Du stirbst nicht an irgendeinem Tag, du stirbst an deinem Tag.
Die »Emma Lou«, die unter griechischer Flagge fuhr, war ein sogenannter »Minibulker«, ein Massen- oder Stückgutfrachter von siebenundneunzig Metern Länge und sechzehn Metern Breite.
Der Großteil ihrer Ladung, einige hundert Tonnen Soja, Weizen, Reis und Milchpulver, war für den Kongo bestimmt und wurde im Auftrag der privaten Hilfsorganisation »HelpAfrica« verschifft. Ein kleinerer Teil der Ladung bestand aus Medikamenten und Impfstoffen für einige Ärzteteams, die in verschiedenen Staaten Afrikas sogar in den entlegensten Gebieten einen heroischen Kampf gegen eine Reihe tödlicher Krankheiten führten.
Als Kombüsengehilfe oder Hilfskoch gehörte Tommy McCoy nicht zur Decksmannschaft. Dass er sich überhaupt auf der »Emma Lou« befand, hatte mit einem Unglück zu tun, das seinen Vater das Leben gekostet hatte.
Tommys Vater, James McCoy, ein Hochseefischer, der mit seinem Boot die Gewässer des Nordatlantiks durchstreift hatte, war vor drei Jahren in einem gewaltigen Sturm vor der Küste Schottlands ums Leben gekommen.
Oft hatte Tommy seinen Vater auf den Fischfang begleitet. Auch bei dessen letzter Fahrt hätte er dabei sein sollen, aber bei einem Fußballspiel verstauchte er sich nur wenige Tage, bevor der alte Seitentrawler »Josephine« auslief, den linken Knöchel. Und zwar so schlimm, dass er einige Tage lang nur noch auf Krücken und auf einem Bein herumhumpeln konnte.
Der Verlust seines Vaters war für Tommy das größte Unglück seines Lebens.
Seine Mutter versuchte zwar ihn zu trösten, indem sie ihm immer wieder versicherte, der große Schmerz würde nach und nach vergehen, aber Tommys Trauer wurzelte so tief in ihm, dass er sich das Herz herausreißen hätte müssen, um sie auszulöschen.

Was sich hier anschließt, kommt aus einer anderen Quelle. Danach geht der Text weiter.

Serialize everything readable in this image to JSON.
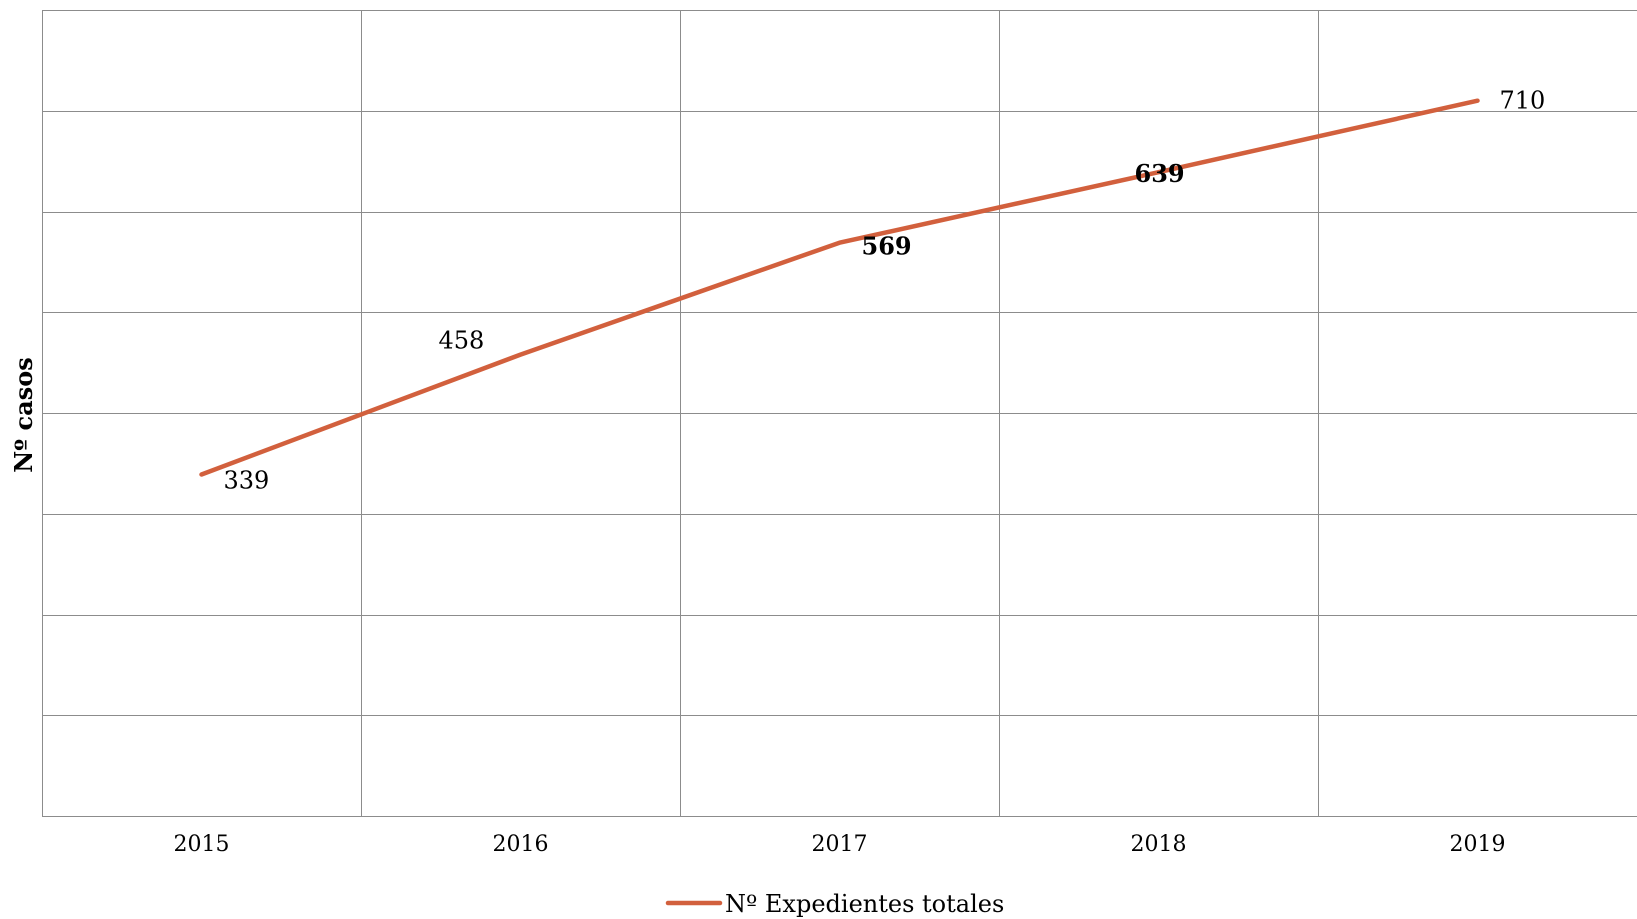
{
  "chart_data": {
    "type": "line",
    "title": "",
    "xlabel": "",
    "ylabel": "Nº casos",
    "categories": [
      "2015",
      "2016",
      "2017",
      "2018",
      "2019"
    ],
    "series": [
      {
        "name": "Nº Expedientes totales",
        "color": "#d2603d",
        "values": [
          339,
          458,
          569,
          639,
          710
        ],
        "labels": [
          "339",
          "458",
          "569",
          "639",
          "710"
        ],
        "bold_labels": [
          false,
          false,
          true,
          true,
          false
        ]
      }
    ],
    "ylim": [
      0,
      800
    ],
    "y_gridlines": 8,
    "grid": true,
    "y_tick_labels_shown": false,
    "legend": "bottom-center"
  }
}
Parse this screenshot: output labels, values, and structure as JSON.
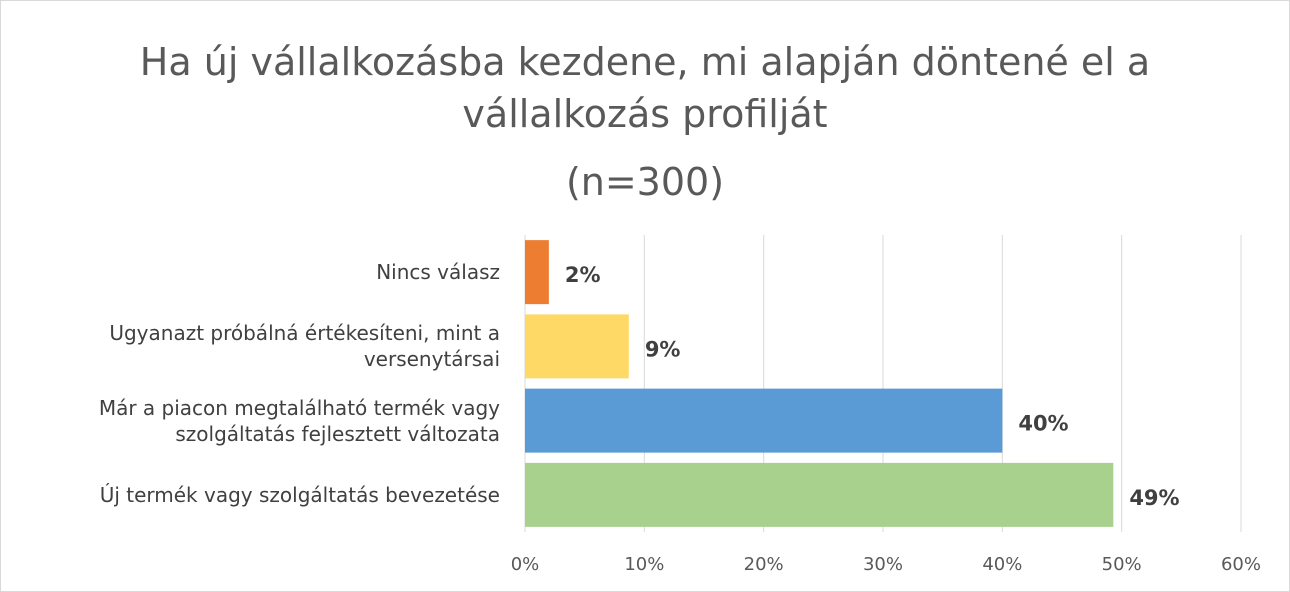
{
  "chart_data": {
    "type": "bar",
    "orientation": "horizontal",
    "title": "Ha új vállalkozásba kezdene, mi alapján döntené el a vállalkozás profilját",
    "subtitle": "(n=300)",
    "categories": [
      "Nincs válasz",
      "Ugyanazt próbálná értékesíteni, mint a versenytársai",
      "Már a piacon megtalálható termék vagy szolgáltatás fejlesztett változata",
      "Új termék vagy szolgáltatás bevezetése"
    ],
    "values": [
      2,
      8.7,
      40,
      49.3
    ],
    "value_labels": [
      "2%",
      "9%",
      "40%",
      "49%"
    ],
    "colors": [
      "#ed7d31",
      "#ffd966",
      "#5b9bd5",
      "#a9d18e"
    ],
    "xlim": [
      0,
      60
    ],
    "xticks": [
      {
        "value": 0,
        "label": "0%"
      },
      {
        "value": 10,
        "label": "10%"
      },
      {
        "value": 20,
        "label": "20%"
      },
      {
        "value": 30,
        "label": "30%"
      },
      {
        "value": 40,
        "label": "40%"
      },
      {
        "value": 50,
        "label": "50%"
      },
      {
        "value": 60,
        "label": "60%"
      }
    ],
    "grid": true
  }
}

Zum Glück war da Kapitän Rooney, ein alter Freund seines Vaters, der nicht mit ansehen konnte, wie aus dem lebenslustigen Tommy McCoy ein in sich gekehrter Grübler wurde. Tommy gab das Fußballspiel genauso auf wie seine Freundschaft mit einigen Jungs, mit denen er die Rockband »Culpepper Four« gegründet hatte. Als deren Schlagzeuger hatte Tommy schon überall in den Jugendtreffs und in den Pubs gespielt, manchmal sogar außerhalb des Countys.
Wenn Tommy McCoy sein Zuhause, ein schmales Backsteinhaus, eingeklemmt zwischen anderen Backsteinhäusern an der Arthur Lane, freiwillig verließ, dann nur noch, um den alten Feldweg zum Aikins Rock hinauf zu wandern. Dort saß er manchmal stundenlang, hin und wieder sogar den ganzen Tag und starrte auf das Meer hinaus, als wäre die Sehnsucht nach seinem Vater stark genug, die »Josephine« vom Grund zu holen und zum kleinen Fischerhafen zurückzubringen.